Damn. I just realized that that last post sounded exactly like old-school Miguel.
posted by ttrendel at 11:38 PM on January 16, 2002


This is nothing new. During brain surgery it was previously discovered how to trigger near-death experiences (perceptions of a tunnel of light, meeting god, floating above the body, etc. - the experience varied by person and culture) by stimulating a part of the brain. The thought was it was a trigger that activates when the body is shutting down to make the experience easier to take. It's amazing the biological mechanisms the body uses to fight to stay alive or cope with the inevitable. I especially like how a pregnant woman's body will attempt to give birth prematurely when the body is shutting down preparing to die.
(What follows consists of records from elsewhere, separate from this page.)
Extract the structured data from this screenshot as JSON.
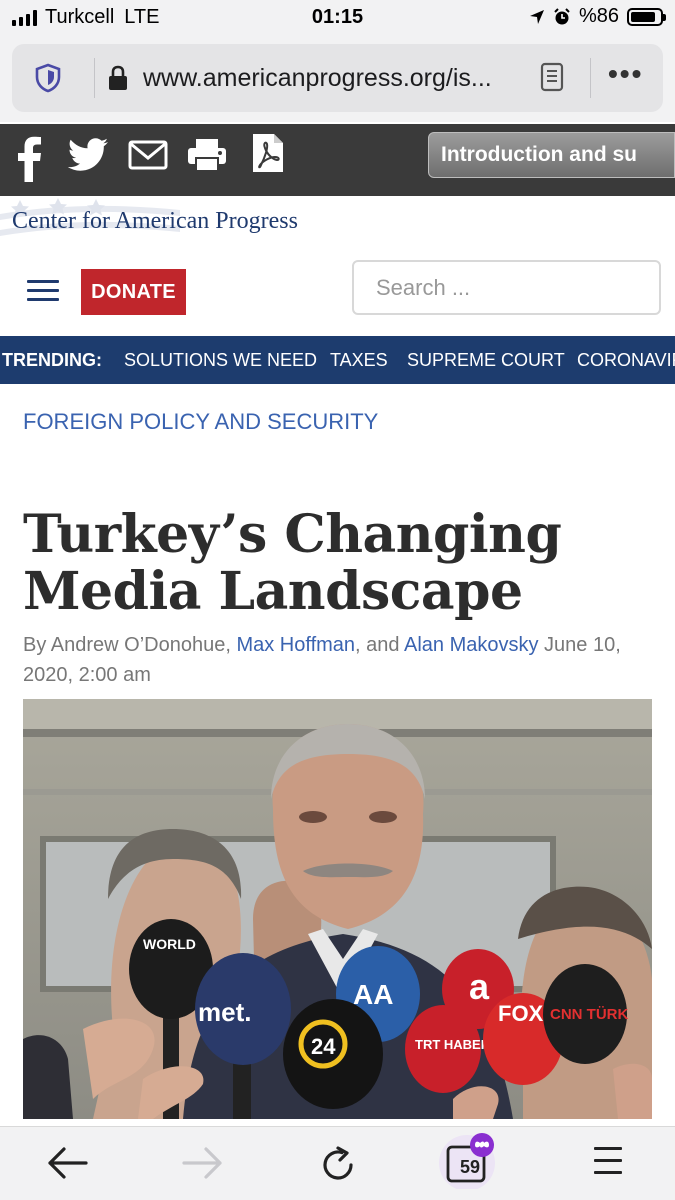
{
  "status_bar": {
    "carrier": "Turkcell",
    "network": "LTE",
    "time": "01:15",
    "battery_text": "%86",
    "battery_level": 0.86
  },
  "browser": {
    "url": "www.americanprogress.org/is...",
    "icons": [
      "shield-icon",
      "lock-icon",
      "reader-view-icon",
      "more-options-icon"
    ]
  },
  "share_bar": {
    "icons": [
      "facebook-icon",
      "twitter-icon",
      "email-icon",
      "print-icon",
      "pdf-icon"
    ],
    "toc_button": "Introduction and su"
  },
  "site": {
    "logo_text": "Center for American Progress",
    "donate_label": "DONATE",
    "search_placeholder": "Search ...",
    "brand_blue": "#1d3c6e",
    "brand_red": "#c0262c"
  },
  "trending": {
    "label": "TRENDING:",
    "items": [
      "SOLUTIONS WE NEED",
      "TAXES",
      "SUPREME COURT",
      "CORONAVIRUS"
    ]
  },
  "article": {
    "category": "FOREIGN POLICY AND SECURITY",
    "title_line1": "Turkey’s Changing",
    "title_line2": "Media Landscape",
    "byline_prefix": "By Andrew O’Donohue, ",
    "author2": "Max Hoffman",
    "byline_and": ", and ",
    "author3": "Alan Makovsky",
    "date": " June 10, 2020, 2:00 am",
    "photo_mic_labels": [
      "WORLD",
      "met.",
      "AA",
      "24",
      "a",
      "TRT HABER",
      "FOX",
      "CNN TÜRK"
    ]
  },
  "bottom_bar": {
    "tab_count": "59",
    "icons": [
      "back-arrow-icon",
      "forward-arrow-icon",
      "reload-icon",
      "tabs-icon",
      "menu-icon"
    ]
  }
}
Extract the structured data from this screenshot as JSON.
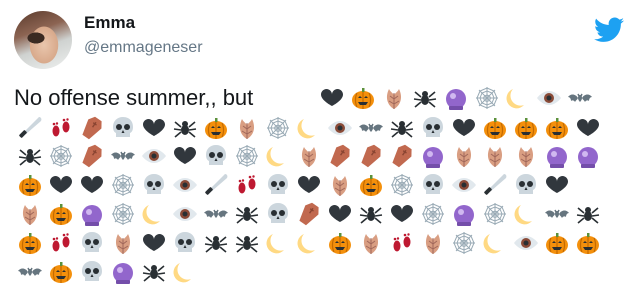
{
  "author": {
    "name": "Emma",
    "handle": "@emmageneser"
  },
  "tweet": {
    "text": "No offense summer,, but"
  },
  "brand": {
    "icon": "twitter-bird-icon",
    "color": "#1da1f2"
  },
  "emoji_rows": [
    [
      "heart",
      "pumpkin",
      "leaf",
      "spider",
      "ball",
      "web",
      "moon",
      "eye",
      "bat"
    ],
    [
      "knife",
      "feet",
      "coffin",
      "skull",
      "heart",
      "spider",
      "pumpkin",
      "leaf",
      "web",
      "moon",
      "eye",
      "bat",
      "spider",
      "skull",
      "heart",
      "pumpkin",
      "pumpkin",
      "pumpkin",
      "heart"
    ],
    [
      "spider",
      "web",
      "coffin",
      "bat",
      "eye",
      "heart",
      "skull",
      "web",
      "moon",
      "leaf",
      "coffin",
      "coffin",
      "coffin",
      "ball",
      "leaf",
      "leaf",
      "leaf",
      "ball",
      "ball"
    ],
    [
      "pumpkin",
      "heart",
      "heart",
      "web",
      "skull",
      "eye",
      "knife",
      "feet",
      "skull",
      "heart",
      "leaf",
      "pumpkin",
      "web",
      "skull",
      "eye",
      "knife",
      "skull",
      "heart"
    ],
    [
      "leaf",
      "pumpkin",
      "ball",
      "web",
      "moon",
      "eye",
      "bat",
      "spider",
      "skull",
      "coffin",
      "heart",
      "spider",
      "heart",
      "web",
      "ball",
      "web",
      "moon",
      "bat",
      "spider"
    ],
    [
      "pumpkin",
      "feet",
      "skull",
      "leaf",
      "heart",
      "skull",
      "spider",
      "spider",
      "moon",
      "moon",
      "pumpkin",
      "leaf",
      "feet",
      "leaf",
      "web",
      "moon",
      "eye",
      "pumpkin",
      "pumpkin"
    ],
    [
      "bat",
      "pumpkin",
      "skull",
      "ball",
      "spider",
      "moon"
    ]
  ]
}
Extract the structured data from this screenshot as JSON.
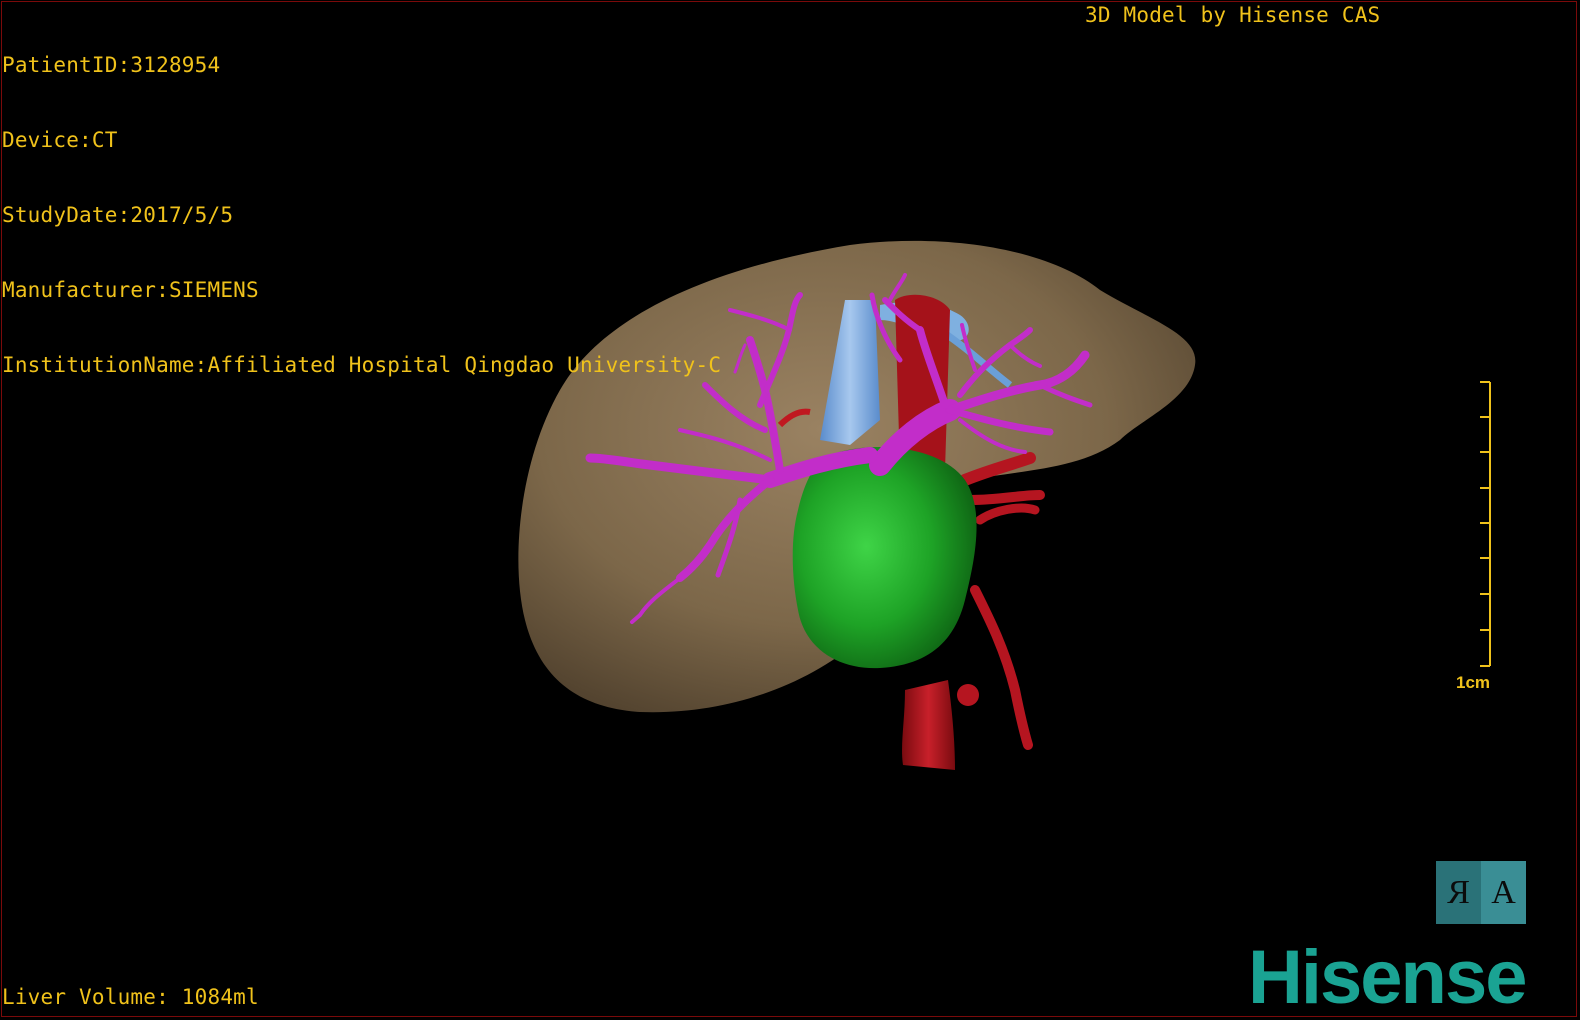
{
  "dicom": {
    "patient_id": "PatientID:3128954",
    "device": "Device:CT",
    "study_date": "StudyDate:2017/5/5",
    "manufacturer": "Manufacturer:SIEMENS",
    "institution": "InstitutionName:Affiliated Hospital Qingdao University-C"
  },
  "credit": "3D Model by Hisense CAS",
  "liver_volume": "Liver Volume: 1084ml",
  "scale": {
    "label": "1cm"
  },
  "orientation": {
    "left": "R",
    "right": "A"
  },
  "brand": "Hisense",
  "colors": {
    "overlay_text": "#f0c21b",
    "liver": "#8a7355",
    "portal_vein": "#c22dc9",
    "hepatic_vein": "#7fb0e0",
    "artery": "#b0121a",
    "tumor": "#1a9e22",
    "brand": "#1aa393"
  }
}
Hey, if researchers have a device you can strap to your head to give you a spiritual experience... won't that be like the next new drug?
posted by fleener at 3:40 AM on January 17, 2002


why can't it be both/and instead of either/or?
posted by bunnyfire at 4:15 AM on January 17, 2002


Hey, if researchers have a device you can strap to your head to give you a spiritual experience... won't that be like the next new drug?

On Wings Of Song - Thomas M. Disch

Thomas M. Disch's "On Wings of Song," ... is equally hard to classify in terms of genre and flawed in an entirely different way. The setting is North America sometime in the future. Politically and economically, things seem to be going downhill, but in between crises, people can still assure themselves that they are living in "normal" times. What upsets them most is the invention of a "flight apparatus," which permits certain people to set free their nonmaterial essence -- personality? soul? -- and go gallivanting around the universe invisibly while their bodies are maintained in a vegetative state back home. Having access to a flight apparatus does not guarantee flight; to leave your body, you must be able to lose yourself -- literally -- in song, any song, so long as you sing it (in the old phrase) from the heart. Some cut loose the first time they try; others achieve "escape velocity" after much practice; still others, such as Daniel Weinreb, Mr. Disch's protagonist, keep trying and failing.

Gerald Jonas

New York Times
posted by y2karl at 4:56 AM on January 17, 2002


Not God, you silly geese, VALIS

It's all about Dick.
posted by Dagobert at 7:07 AM on January 17, 2002


L.
S.
D.


in other words, i really like stevis radio analogy and, like most the posters here see little correlation between the how and why

Persinger: we're going to answer it by measurement and understanding the areas of the brain that generate the experience and the patterns that experimentally produce it in the laboratory

no. understanding the electro-chemical process of mystical experiences (and as John Haught says in the article religion is more than mysticism) may give some clues as to their source, but it really tells us nothing about the goddess. does understanding evolution shed light on the spark of life?
posted by danOstuporStar at 8:20 AM on January 17, 2002


Not the intensity but the duration of high feelings makes high men.